Pacific Lutheran Theological Seminary, part of the Graduate Theological Union in Berkeley, California, has received a $1.5 million gift from a disbanding Lutheran congregation. The gift will support a new endowed professorship, the First Lutheran Los Angeles/Southwest Synod Chair for Reformation Theology and History.
First Lutheran Church of Los Angeles closed its doors in 2006 after 119 years. The dissolving congregation voted to give its property to the Southwest California Synod of the Evangelical Lutheran Church in America with the understanding that a portion of the assets would establish a named chair at the seminary. This year, synod bishop Dean W. Nelson presented Pacific Lutheran president Phyllis Anderson with funds from the sale of the congregation's property.
Changes at the top
Bangor Theological Seminary has named the Rev. Kent J. Ulery as its 10th president. He succeeds the Rev. William C. Imes, who is retiring after serving as president since 2001.
An ordained minister in the United Church of Christ, Dr. Ulery has been conference minister for the Michigan Conference of the United Church of Christ for the past twelve years. He is a graduate of Princeton Theological Seminary and McCormick Theological Seminary. Bangor Theological Seminary, an ecumenical seminary in the Congregationalist tradition of the United Church of Christ, is the only accredited graduate school of religion in northern New England. It has campuses in Bangor and Portland, Maine.
Conventual Franciscan Father John Burkhard has been named interim president of Washington Theological Union, replacing Father Louis V. Iasiello. Father Burkhard also served as interim president from 2005 to2006.
Father Burkhard, who teaches systematic theology, joined Washington Theological Union in 1991. He previously taught at theological schools in Ghana, Washington, D.C., and Minnesota. He is a graduate of St. Hyacinth College and Seminary in Granby, Massachusetts, Collegium Canisianum in Austria, and the Université des Sciences Humaines in Strasbourg, France.
Washington Theological Union was founded in 1968, when six Catholic religious orders pooled their seminary facilities and faculties. It provides theological education to lay people, members of religious communities, and ordination candidates. Its president from 1975 to 1999, Franciscan Father Vincent Cushing, is a former chair of the board of In Trust Inc.
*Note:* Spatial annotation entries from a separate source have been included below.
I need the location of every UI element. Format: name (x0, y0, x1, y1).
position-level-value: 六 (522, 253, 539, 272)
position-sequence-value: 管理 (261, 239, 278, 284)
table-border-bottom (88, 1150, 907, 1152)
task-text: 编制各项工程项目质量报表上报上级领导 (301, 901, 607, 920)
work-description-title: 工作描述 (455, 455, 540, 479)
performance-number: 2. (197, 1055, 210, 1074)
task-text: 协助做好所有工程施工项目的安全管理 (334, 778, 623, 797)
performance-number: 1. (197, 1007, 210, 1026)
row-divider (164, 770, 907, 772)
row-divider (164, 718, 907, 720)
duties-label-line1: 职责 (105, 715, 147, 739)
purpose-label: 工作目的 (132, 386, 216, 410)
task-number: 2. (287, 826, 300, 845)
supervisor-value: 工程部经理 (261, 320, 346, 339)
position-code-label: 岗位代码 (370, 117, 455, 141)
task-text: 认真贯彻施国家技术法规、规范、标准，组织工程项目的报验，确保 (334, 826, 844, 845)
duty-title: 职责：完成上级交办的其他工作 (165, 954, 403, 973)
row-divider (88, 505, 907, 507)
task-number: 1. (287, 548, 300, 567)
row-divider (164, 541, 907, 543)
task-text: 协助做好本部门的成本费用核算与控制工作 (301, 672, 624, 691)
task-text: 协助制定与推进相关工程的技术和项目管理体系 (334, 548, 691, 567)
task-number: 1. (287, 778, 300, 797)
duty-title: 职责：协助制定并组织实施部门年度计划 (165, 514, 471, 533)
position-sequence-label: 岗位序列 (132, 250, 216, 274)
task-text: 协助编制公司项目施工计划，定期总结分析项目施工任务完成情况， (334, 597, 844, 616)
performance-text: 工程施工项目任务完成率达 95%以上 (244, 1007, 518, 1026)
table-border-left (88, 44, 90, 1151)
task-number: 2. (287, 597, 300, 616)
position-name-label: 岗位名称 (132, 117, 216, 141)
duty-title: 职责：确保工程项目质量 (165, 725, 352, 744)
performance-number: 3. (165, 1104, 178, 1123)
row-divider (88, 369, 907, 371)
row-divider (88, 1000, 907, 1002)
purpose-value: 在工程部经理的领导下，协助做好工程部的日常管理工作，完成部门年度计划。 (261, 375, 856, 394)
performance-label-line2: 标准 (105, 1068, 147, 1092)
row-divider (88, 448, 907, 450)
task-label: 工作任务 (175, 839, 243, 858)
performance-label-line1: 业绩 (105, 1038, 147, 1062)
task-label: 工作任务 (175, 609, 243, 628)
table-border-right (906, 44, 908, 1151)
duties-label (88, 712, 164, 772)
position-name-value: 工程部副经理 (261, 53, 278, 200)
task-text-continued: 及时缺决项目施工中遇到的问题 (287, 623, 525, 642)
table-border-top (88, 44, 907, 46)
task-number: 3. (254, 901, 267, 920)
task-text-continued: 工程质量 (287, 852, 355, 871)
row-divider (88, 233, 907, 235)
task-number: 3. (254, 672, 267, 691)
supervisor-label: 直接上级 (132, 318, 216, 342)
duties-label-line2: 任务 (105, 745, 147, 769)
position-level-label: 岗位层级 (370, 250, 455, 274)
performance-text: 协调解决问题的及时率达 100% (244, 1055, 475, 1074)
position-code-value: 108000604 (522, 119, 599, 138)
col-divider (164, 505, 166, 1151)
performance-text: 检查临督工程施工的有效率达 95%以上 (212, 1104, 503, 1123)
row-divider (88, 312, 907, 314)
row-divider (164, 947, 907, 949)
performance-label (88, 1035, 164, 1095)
Western Theological Seminary in Holland, Michigan, has named as president the Rev. Timothy L. Brown. His predecessor, the Rev. Dennis N. Voskuil, is retiring after 14 years as president.
Dr. Brown earned his master of divinity and doctor of ministry degrees at Western and has been the Henry Bast Professor of Preaching at the seminary since 1995. Before joining the faculty, he pastored churches in Michigan and Illinois. He and his wife, Nancy, have three children and six grandchildren.
Western Theological Seminary was established by the Reformed Church in America in 1866, and today serves approximately 225 full- and part-time students.
The Rev. Alistair Brown has been elected president of Northern Baptist Theological Seminary in Lombard, Illinois, replacing John Kirn, who was appointed interim president in 2006. Kirn, a former executive with Sears Roebuck and Discover Card, had previously served on the seminary's board of trustees. His appointment as interim president came after the school's former head, the Rev. Charles Moore, resigned to become pastor of a Christian and Missionary Alliance congregation in Ohio.
Born in Scotland, Dr. Brown entered Christian ministry after a career in journalism. He earned several degrees from the University of Edinburgh and pastored churches in Livingston and Aberdeen for more than ten years before becoming general director of the Baptist Missionary Society World Mission. He and his wife, Alison, have four children.